Оба мы понимаем, что быстрая смерть – единственное средство для него избежать пыток, а для меня – возмущения толпы: теперь или позже.
– Мне что – когда герольд прокричит трикраты, на колени стать? – негромко спрашивает Олаф.
– Нет. Я же говорю – время дорого. Спустись на одну или лучше – на две ступени и держись так прямо и горделиво, как только можешь. И постарайся не дрогнуть, когда услышишь песню моего клинка.
Тотчас мы выходим наружу – в бурливое скопище народа, на лагерный шум и на яркий утренний свет.
Помост для нас возведен богатырский: вышиной почти в мой рост, с широкими ступенями и позорным столбом посредине. На расстоянии арбалетного выстрела от крепостных стен с их зубцами.
Не люблю, когда рядом толпится посторонний народ, поэтому наверх поднимаемся только мы с Олафом, врач, монах и цехмейстер. Я занимаю центр поближе к лестнице, моя команда – три угла эшафота.
Мы с Олафом становимся лицом к лицу. Я кланяюсь своему рыцарю и говорю:
– Прости меня за насилие, что я готовлюсь над тобой совершить.
А он – он снова делает нечто совершенно неуместное. Складывает ладони вместе, как будто собирается произнести последнюю молитву, и приказывает:
– Сделай так же, мейстер.
И когда я повторяю его жест, Олаф раздвигает своими ладонями мои и тихо, четко произносит:
– Как я влагаю свои руки в твои, мейстер, так и жизнь, и честь, и саму душу мою вручаю одному тебе.
Это не прощение мне. Это прямой оммаж – клятва вассала сюзерену. Но последнее внятно только мне одному.
Глашатай зычно говорит с земли:
– Эй, в крепости! Откройте ворота, иначе голова вашего любимца слетит с плеч!
Чудится мне, или в самом деле окованные железом створы вздрагивают?
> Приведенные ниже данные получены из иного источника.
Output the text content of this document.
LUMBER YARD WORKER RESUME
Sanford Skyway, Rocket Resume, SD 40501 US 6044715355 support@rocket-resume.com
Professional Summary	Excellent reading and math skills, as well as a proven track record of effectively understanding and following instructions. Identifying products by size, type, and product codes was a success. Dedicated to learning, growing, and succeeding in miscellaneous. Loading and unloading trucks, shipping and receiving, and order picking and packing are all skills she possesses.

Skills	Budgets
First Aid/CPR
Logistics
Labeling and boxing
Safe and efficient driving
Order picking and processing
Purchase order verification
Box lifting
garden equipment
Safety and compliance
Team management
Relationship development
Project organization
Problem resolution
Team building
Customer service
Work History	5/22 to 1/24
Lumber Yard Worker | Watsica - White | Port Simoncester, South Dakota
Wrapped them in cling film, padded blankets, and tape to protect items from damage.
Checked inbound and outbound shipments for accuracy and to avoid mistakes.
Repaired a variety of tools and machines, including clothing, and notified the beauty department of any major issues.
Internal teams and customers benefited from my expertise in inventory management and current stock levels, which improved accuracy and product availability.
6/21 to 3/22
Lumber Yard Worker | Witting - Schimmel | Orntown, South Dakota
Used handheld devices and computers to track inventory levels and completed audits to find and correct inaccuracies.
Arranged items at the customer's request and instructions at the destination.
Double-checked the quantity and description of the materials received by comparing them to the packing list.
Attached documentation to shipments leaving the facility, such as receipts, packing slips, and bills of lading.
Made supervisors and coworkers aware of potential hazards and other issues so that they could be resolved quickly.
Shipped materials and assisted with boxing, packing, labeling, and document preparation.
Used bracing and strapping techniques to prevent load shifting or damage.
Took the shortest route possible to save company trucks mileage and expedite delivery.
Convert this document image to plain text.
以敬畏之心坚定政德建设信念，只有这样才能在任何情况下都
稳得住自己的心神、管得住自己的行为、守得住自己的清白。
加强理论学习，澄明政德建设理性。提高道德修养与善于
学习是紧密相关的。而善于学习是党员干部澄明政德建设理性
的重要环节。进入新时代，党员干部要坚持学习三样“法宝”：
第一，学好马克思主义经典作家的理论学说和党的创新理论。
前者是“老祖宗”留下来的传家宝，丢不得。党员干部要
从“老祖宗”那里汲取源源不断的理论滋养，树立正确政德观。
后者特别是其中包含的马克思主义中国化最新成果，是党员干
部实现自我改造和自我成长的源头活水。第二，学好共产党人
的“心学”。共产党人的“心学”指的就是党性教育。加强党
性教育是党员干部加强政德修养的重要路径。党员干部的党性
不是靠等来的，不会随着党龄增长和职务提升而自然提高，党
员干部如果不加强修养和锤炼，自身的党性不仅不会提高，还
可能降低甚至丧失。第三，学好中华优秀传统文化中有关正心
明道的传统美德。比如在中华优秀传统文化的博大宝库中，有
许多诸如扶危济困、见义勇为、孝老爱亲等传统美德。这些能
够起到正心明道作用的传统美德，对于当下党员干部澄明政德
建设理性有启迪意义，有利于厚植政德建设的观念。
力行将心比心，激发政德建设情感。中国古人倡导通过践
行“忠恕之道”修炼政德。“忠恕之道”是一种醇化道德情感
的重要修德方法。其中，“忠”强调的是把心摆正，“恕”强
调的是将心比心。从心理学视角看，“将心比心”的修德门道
– Олаф, – шепчу я сквозь продолжающиеся вопли, – там, на стенах, должны услышать не одного этого крикуна. Понимаешь?
Он понял.
Спускается на ступень ниже и громко, весело кричит, широко взмахнув скованными руками:
– Брат! Вульф! Не распахивай ворот! Не вручай неприятелю дома и сердца моего! Пусть сейчас меня казнят – я приму гибель с радостью, ибо это будет смерть от руки брата и друга. Слышишь, брат, слышите все там, на стенах? Снимите с меня позор!
Пока Олаф говорит, я замахиваюсь Гаокереном так широко, что лезвие чуть не касается сзади моих плеч. Между серыми волосами и низким черным воротом рубахи – бледная полоса шириной в два пальца, и примериваться мне некогда. Всё творю набело. Ибо нам с Олафом дан один-единственный шанс…
Когда я пускаю мужскую сторону моего клинка в полет, происходит нечто странное – податливая кожа рукояти покрывается шероховатыми бугорками, теплеет – и зрячая сталь как бы сама находит свою цель. А потом снова оборачивается обыкновенным мечом.